Антропологическое учение Григория Паламы основано на многовековом опыте восточного монашества. Анализируя это учение, архимандрит Киприан (Керн) обращает внимание на утверждение о необходимости «уметь воспользоваться телом и привлечь его к соучастию в молитве», чему и учит методика исихастов. «Что касается физических приемов, то есть известного положения тела при молитве, наклона головы, устремления взгляда на определенное место и самой координации молитвенного ритма с дыханием, — все это не самое главное в мистике исихастов. Это рекомендуется отдельными учителями, и то только как вспомогательное средство. Суть молитвы не в этих приемах. Но советы эти вытекают из [святоотеческого] взгляда на тело и физику в деле духовного подвижничества. Эти телесные приемы того же происхождения и порядка, как поднятые руки ввысь, крестное знамение, связанное с метаниями [поклонами], лежание долу на земле. В аскетическом подвиге должна участвовать не одна только душа или какая-нибудь одна из ее способностей (воля, ум, чувство), а весь вообще психофизический состав человека. Такова древняя практика монашества»{359}.

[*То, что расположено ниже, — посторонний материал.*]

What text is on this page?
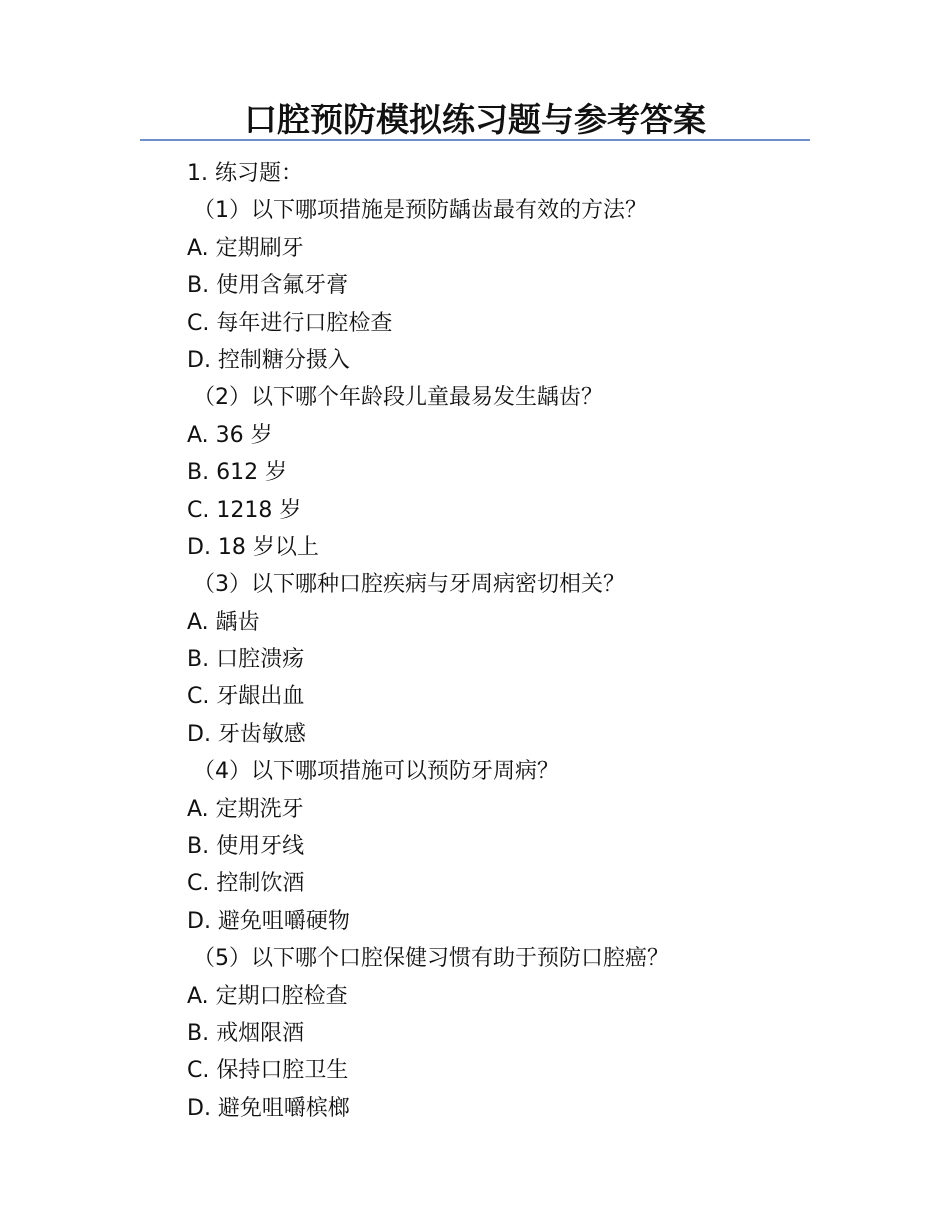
口腔预防模拟练习题与参考答案
1. 练习题：
（1）以下哪项措施是预防龋齿最有效的方法？
A. 定期刷牙
B. 使用含氟牙膏
C. 每年进行口腔检查
D. 控制糖分摄入
（2）以下哪个年龄段儿童最易发生龋齿？
A. 36 岁
B. 612 岁
C. 1218 岁
D. 18 岁以上
（3）以下哪种口腔疾病与牙周病密切相关？
A. 龋齿
B. 口腔溃疡
C. 牙龈出血
D. 牙齿敏感
（4）以下哪项措施可以预防牙周病？
A. 定期洗牙
B. 使用牙线
C. 控制饮酒
D. 避免咀嚼硬物
（5）以下哪个口腔保健习惯有助于预防口腔癌？
A. 定期口腔检查
B. 戒烟限酒
C. 保持口腔卫生
D. 避免咀嚼槟榔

Использование некоторых внешних приемов может способствовать переходу от словесной молитвы к умной, позволяет ослабить привязанность к словесному звучанию молитвы, оторваться от слова и приблизиться к чистой мысли. Затем, продолжая несколько понуждать себя, используя простые физиологические закономерности, можно получить помощь в достижении умно-сердечной деятельной молитвы. Далее применение художества может послужить подспорьем в обретении высокого дара благодатной непрестанной молитвы, примером чему служит опыт героя «Рассказов странника», последовательно прошедшего весь деятельный путь от словесной до умно-сердечной молитвы и после сего обретшего, уже с помощью художества, молитву самодвижную.
Все указанные достижения являются, конечно, Божественными дарами. Мы же призваны совершить все возможное, все зависящее от нас, чтобы приуготовить себя к ожидаемому действию благодати. Смысл наших усилий в том, чтобы исполнить свой долг и, егда сотворите вся повеленная вам[119], помнить, что сделали лишь то, что должны были сделать.
Прежде всего, можно ставить задачу перейти от словесной молитвы к молению умному. Дело в том, что, когда мы молимся молча, это действие в большинстве случаев еще нельзя назвать молитвой умной. «Разумная часть души, — читаем у прп. Иоанна Дамаскина, — разделяется как на внутреннее слово, так и на произносимое. Внутреннее же слово есть движение души, происходящее в той части, которая рассуждает, без какого-либо воскликновения; посему часто и молча мы вполне излагаем в себе самих всю речь»{360}. Под умной «разумеется молитва, — пишет свт. Игнатий, — совершаемая умом в сердце. Молитву внимательную новоначальных, при сочувствии сердца, отцы редко удостоивают наименования умной молитвы, причисляя ее более к устной»{361}.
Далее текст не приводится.